Nous aimons que les recettes soient si variées. D’un côté, voici des spécialités faciles à cuisiner à la maison, comme ces oeufs aux oignons du petit déjeuner (voir en photo), et de l’autre, le tarhana, qui prend une vingtaine de jours à préparer. Cette base fermentée pour la soupe combine poivrons, yaourt et blé. Il est peu probable qu’on le réalise dans un petit appartement citadin, mais l’histoire et la lecture de ces gestes ancestraux sont passionnants.
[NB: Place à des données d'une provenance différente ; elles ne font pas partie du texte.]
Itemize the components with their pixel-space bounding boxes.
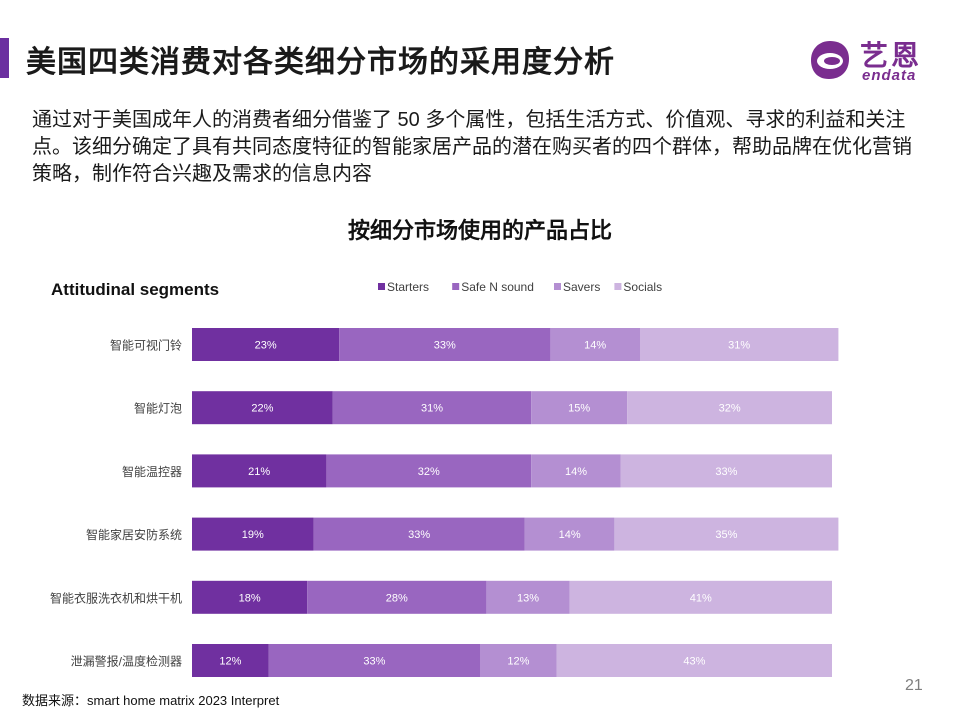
legend-swatch-0 xyxy=(378,283,385,290)
data-label: 31% xyxy=(728,340,750,352)
bar-segment xyxy=(614,517,839,551)
data-label: 35% xyxy=(715,529,737,541)
intro-paragraph: 通过对于美国成年人的消费者细分借鉴了 50 多个属性，包括生活方式、价值观、寻求… xyxy=(32,109,912,185)
bar-segment xyxy=(569,580,832,614)
bar-segment xyxy=(192,454,327,488)
data-label: 33% xyxy=(408,529,430,541)
category-label: 智能衣服洗衣机和烘干机 xyxy=(50,590,182,605)
page-number: 21 xyxy=(905,677,923,694)
data-label: 14% xyxy=(559,529,581,541)
data-label: 14% xyxy=(584,340,606,352)
bar-segment xyxy=(326,454,532,488)
logo-english-text: endata xyxy=(862,67,917,84)
bar-segment xyxy=(192,517,314,551)
logo-icon xyxy=(811,41,849,79)
data-label: 33% xyxy=(363,656,385,668)
category-label: 智能可视门铃 xyxy=(110,338,182,353)
legend-swatch-1 xyxy=(452,283,460,290)
data-label: 31% xyxy=(421,403,443,415)
bar-segment xyxy=(620,454,832,488)
category-label: 智能家居安防系统 xyxy=(86,527,182,542)
title-accent-bar xyxy=(0,38,9,78)
data-label: 18% xyxy=(239,592,261,604)
data-label: 12% xyxy=(507,656,529,668)
page-title: 美国四类消费对各类细分市场的采用度分析 xyxy=(26,46,615,79)
bar-segment xyxy=(531,454,621,488)
category-label: 智能温控器 xyxy=(122,464,182,479)
bar-segment xyxy=(192,391,333,425)
data-label: 32% xyxy=(418,466,440,478)
category-label: 智能灯泡 xyxy=(134,401,182,416)
legend-title: Attitudinal segments xyxy=(51,280,219,299)
stacked-bar-chart: Attitudinal segments Starters Safe N sound… xyxy=(50,280,839,677)
data-label: 32% xyxy=(719,403,741,415)
bar-segment xyxy=(524,517,615,551)
bar-segment xyxy=(531,391,628,425)
legend-swatch-3 xyxy=(614,283,622,290)
legend-swatch-2 xyxy=(554,283,561,290)
bar-segment xyxy=(627,391,832,425)
category-label: 泄漏警报/温度检测器 xyxy=(71,654,182,669)
bar-segment xyxy=(192,644,269,677)
data-label: 23% xyxy=(255,340,277,352)
bar-segment xyxy=(556,644,832,677)
data-label: 33% xyxy=(434,340,456,352)
legend-label-2: Savers xyxy=(563,280,600,294)
endata-logo: 艺恩 endata xyxy=(808,34,938,86)
bar-segment xyxy=(313,517,525,551)
bar-segment xyxy=(480,644,557,677)
bar-segment xyxy=(339,328,551,361)
data-label: 21% xyxy=(248,466,270,478)
data-label: 41% xyxy=(690,592,712,604)
legend-label-0: Starters xyxy=(387,280,429,294)
bar-segment xyxy=(192,328,340,361)
legend-label-3: Socials xyxy=(623,280,662,294)
bar-segment xyxy=(486,580,570,614)
bar-segment xyxy=(192,580,308,614)
data-label: 12% xyxy=(219,656,241,668)
data-label: 33% xyxy=(715,466,737,478)
bar-segment xyxy=(640,328,839,361)
bar-segment xyxy=(307,580,487,614)
bar-segment xyxy=(550,328,640,361)
bar-segment xyxy=(268,644,480,677)
data-label: 43% xyxy=(683,656,705,668)
data-label: 15% xyxy=(568,403,590,415)
data-label: 13% xyxy=(517,592,539,604)
data-label: 22% xyxy=(251,403,273,415)
data-label: 28% xyxy=(386,592,408,604)
data-source: 数据来源：smart home matrix 2023 Interpret xyxy=(22,693,280,708)
data-label: 19% xyxy=(242,529,264,541)
data-label: 14% xyxy=(565,466,587,478)
bar-segment xyxy=(332,391,532,425)
chart-title: 按细分市场使用的产品占比 xyxy=(347,218,612,243)
legend-label-1: Safe N sound xyxy=(461,280,534,294)
logo-chinese-text: 艺恩 xyxy=(860,40,923,71)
L’emplacement stratégique de la Turquie fait qu’on peut aussi bien déceler des influences orientales que caucasiennes dans sa cuisine. Pensez aussi bien aneth et pickles (comme ces aubergines farcies en pickles qui transforment la simple conserve en art) qu’agneau et pignons -qui s’acoquinent dans des köftes au boulgour.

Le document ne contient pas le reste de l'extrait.